What is the downside of buying treasuries? ›

But while they are lauded for their security and reliability, potential drawbacks such as interest rate risk, low returns and inflation risk must be carefully considered. If you're interested in investing in Treasury bonds or have other questions about your portfolio, consider speaking with a financial advisor.

What happens when a T-bill matures? ›

When the bill matures, you are paid its face value. You can hold a bill until it matures or sell it before it matures.

Are T-bills a good investment? ›

While interest rates and inflation can affect Treasury bill rates, they're generally considered a lower-risk (but lower-reward) investment than other debt securities. Treasury bills are backed by the full faith and credit of the U.S. government. If held to maturity, T-bills are considered virtually risk-free.

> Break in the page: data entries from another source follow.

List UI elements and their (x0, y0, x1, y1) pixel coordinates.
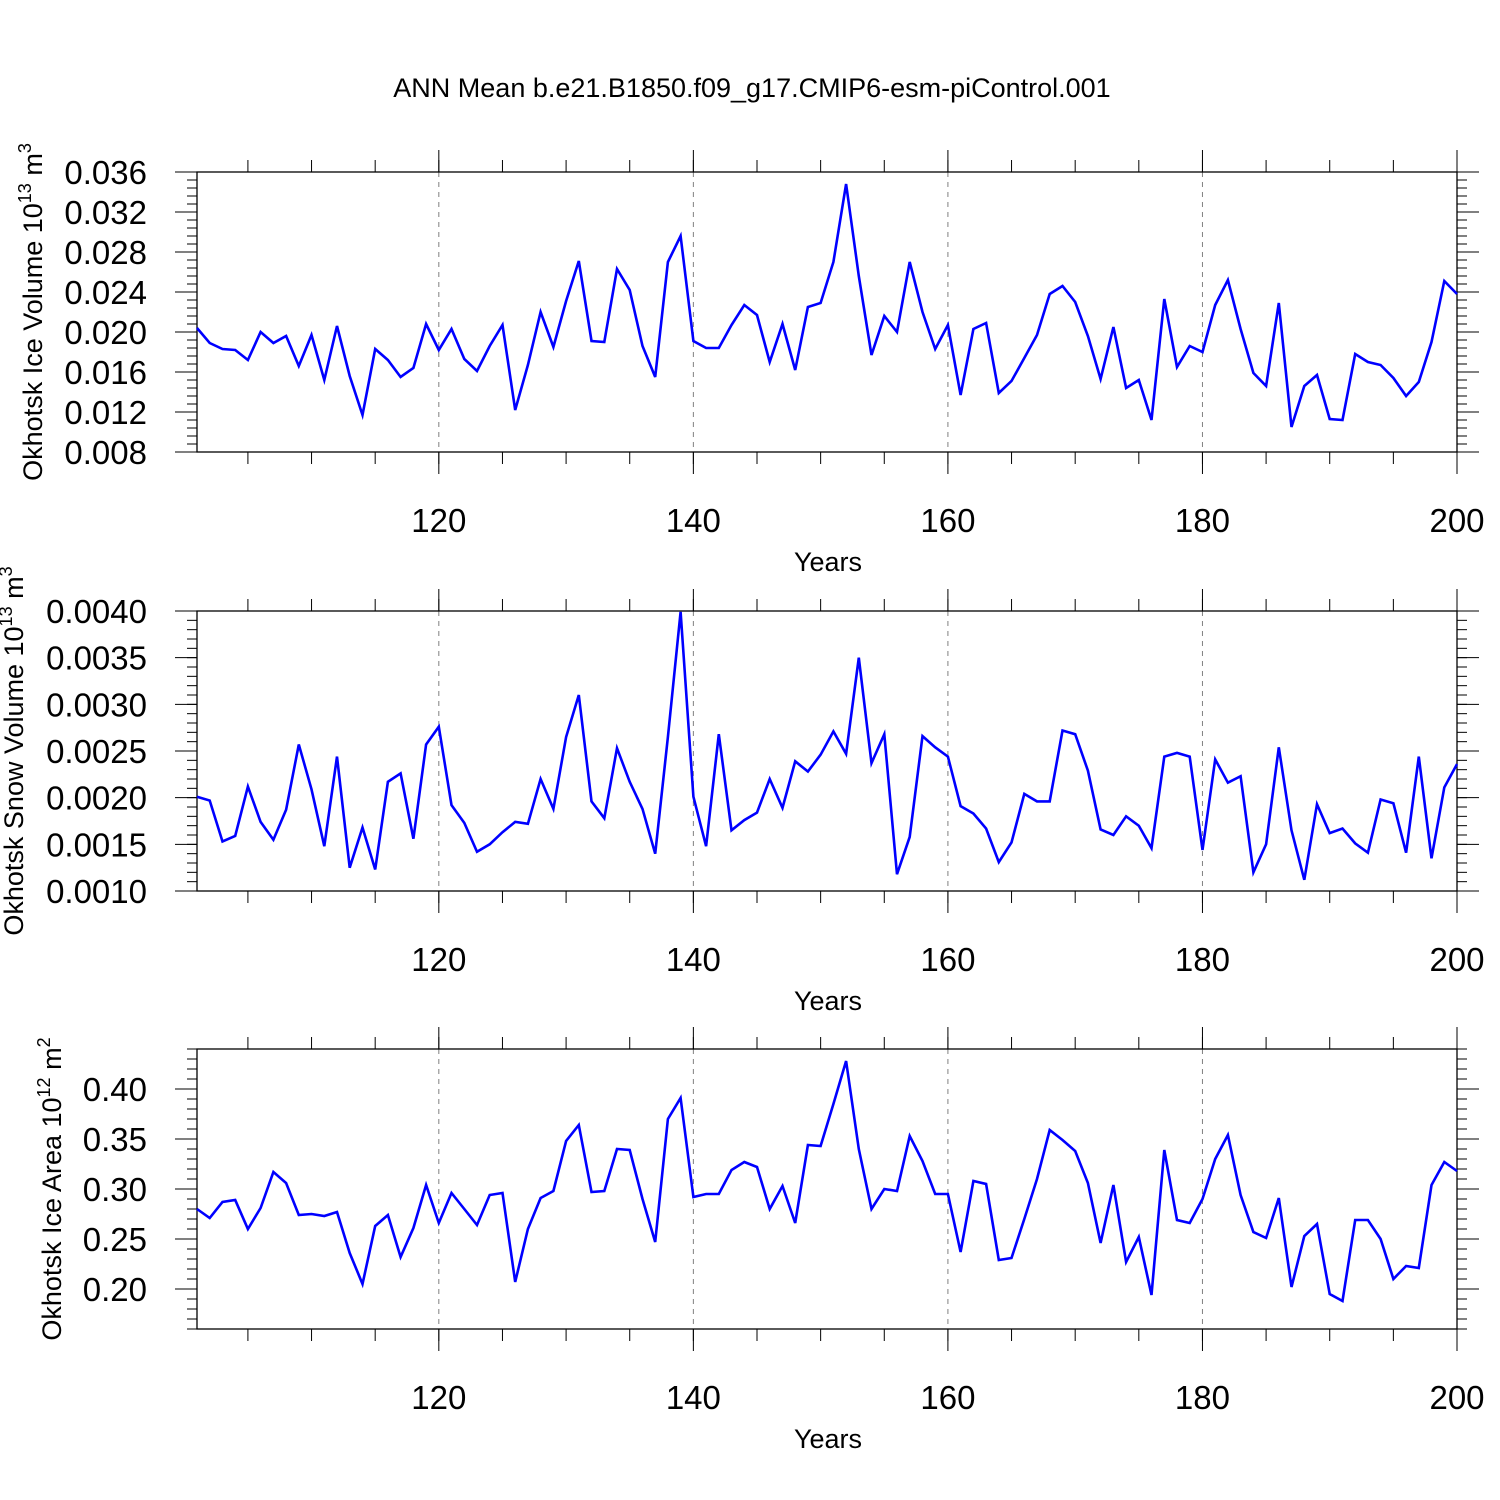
x-tick-label: 160 (920, 502, 975, 539)
y-tick-label: 0.20 (83, 1271, 147, 1308)
x-axis-label: Years (794, 986, 862, 1016)
panel-ice-volume: 0.0080.0120.0160.0200.0240.0280.0320.036… (15, 143, 1485, 577)
y-tick-label: 0.0015 (46, 826, 147, 863)
y-axis-label: Okhotsk Snow Volume 1013 m3 (0, 566, 29, 935)
y-tick-label: 0.008 (64, 434, 147, 471)
y-tick-label: 0.40 (83, 1071, 147, 1108)
data-series-line (196, 183, 1458, 428)
panel-snow-volume: 0.0010 0.0015 0.0020 0.0025 0.0030 0.0035 0.00… (0, 566, 1485, 1016)
y-tick-label: 0.032 (64, 194, 147, 231)
data-series-line (196, 611, 1459, 881)
x-tick-label: 180 (1175, 502, 1230, 539)
y-tick-label: 0.0010 (46, 873, 147, 910)
y-tick-label: 0.020 (64, 314, 147, 351)
y-tick-label: 0.30 (83, 1171, 147, 1208)
x-tick-label: 120 (411, 941, 466, 978)
y-tick-label: 0.0040 (46, 593, 147, 630)
x-tick-label: 120 (411, 502, 466, 539)
plot-frame (196, 171, 1458, 453)
y-tick-label: 0.25 (83, 1221, 147, 1258)
y-tick-label: 0.028 (64, 234, 147, 271)
plot-frame (196, 1048, 1458, 1330)
data-series-line (196, 1060, 1458, 1304)
y-tick-label: 0.0035 (46, 640, 147, 677)
x-tick-label: 200 (1429, 941, 1484, 978)
y-tick-label: 0.016 (64, 354, 147, 391)
x-axis-label: Years (794, 547, 862, 577)
plot-frame (196, 610, 1458, 892)
y-tick-label: 0.036 (64, 154, 147, 191)
x-tick-label: 160 (920, 941, 975, 978)
y-axis-label: Okhotsk Ice Area 1012 m2 (34, 1037, 67, 1340)
y-tick-label: 0.012 (64, 394, 147, 431)
x-tick-label: 180 (1175, 941, 1230, 978)
panel-ice-area: 0.20 0.25 0.30 0.35 0.40 120 140 160 180 200 Years… (34, 1027, 1485, 1454)
figure-title: ANN Mean b.e21.B1850.f09_g17.CMIP6-esm-p… (393, 73, 1110, 103)
y-tick-label: 0.35 (83, 1121, 147, 1158)
y-tick-label: 0.0030 (46, 686, 147, 723)
x-tick-label: 160 (920, 1379, 975, 1416)
x-tick-label: 140 (666, 1379, 721, 1416)
x-tick-label: 180 (1175, 1379, 1230, 1416)
y-tick-label: 0.0020 (46, 780, 147, 817)
x-tick-label: 200 (1429, 502, 1484, 539)
x-tick-label: 140 (666, 941, 721, 978)
y-tick-label: 0.024 (64, 274, 147, 311)
x-axis-label: Years (794, 1424, 862, 1454)
y-axis-label: Okhotsk Ice Volume 1013 m3 (15, 143, 48, 481)
x-tick-label: 140 (666, 502, 721, 539)
x-tick-label: 200 (1429, 1379, 1484, 1416)
x-tick-label: 120 (411, 1379, 466, 1416)
y-tick-label: 0.0025 (46, 733, 147, 770)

Are Treasury bills tax free? ›

Key Takeaways

Interest from Treasury bills (T-bills) is subject to federal income taxes but not state or local taxes. The interest income received in a year is recorded on Form 1099-INT. Investors can opt to have up to 50% of their Treasury bills' interest earnings automatically withheld.

How much can you make on a 3 month treasury bill? ›

Basic Info. 3 Month Treasury Bill Rate is at 5.26%, compared to 5.26% the previous market day and 5.26% last year. This is higher than the long term average of 4.19%.

How to buy Treasury bills for beginners? ›

You can only buy T-bills in electronic form, either from a brokerage firm or directly from the government at TreasuryDirect.gov. (You can also buy Series I savings bonds through TreasuryDirect.gov). The most common maturity dates are four weeks, eight weeks, 13 weeks, 26 weeks and 52 weeks.

Are bonds or CDs better? ›

Bonds often offer higher interest rates than CDs, which may be appealing to those looking for a higher profit potential. Unlike CDs, where interest may accumulate and only be paid at maturity, bonds often provide ongoing interest payments, usually at monthly or quarterly intervals.

How do you calculate the return on a T bill? ›

To calculate yield, subtract the bill's purchase price from its face value and then divide the result by the bill's purchase price. Finally, multiply your answer by 100 to convert it to a percentage.

How much is a 5000 savings bond worth? ›

Total PriceTotal ValueTotal Interest
$5,000.00$7,216.00$2,216.00

How do you make money on a Treasury note? ›

How Treasury bills work. Treasury bills are assigned a par value (or face value), which is what the bill is worth if held to maturity. You buy bills at a discount — a price below par — and profit from the difference at the end of the term.

What is a Treasury note in simple terms? ›

A Treasury note is a U.S. government debt security with a fixed interest rate and maturity between two and 10 years. Treasury notes are available either via competitive bids, in which an investor specifies the yield, or non-competitive bids, in which the investor accepts whatever yield is determined.

What is the advantage of buying Treasury notes? ›

Treasury notes, backed by the U.S. government, offer a very low risk of default, making them a secure choice for risk-averse investors. CDs are also low-risk since the Federal Deposit Insurance Corp.

Do you have to pay taxes on Treasury notes? ›

Taxation. Interest income from Treasury securities is subject to federal income tax but exempt from state and local taxes. Income from Treasury bills is paid at maturity and, thus, tax-reportable in the year in which it is received.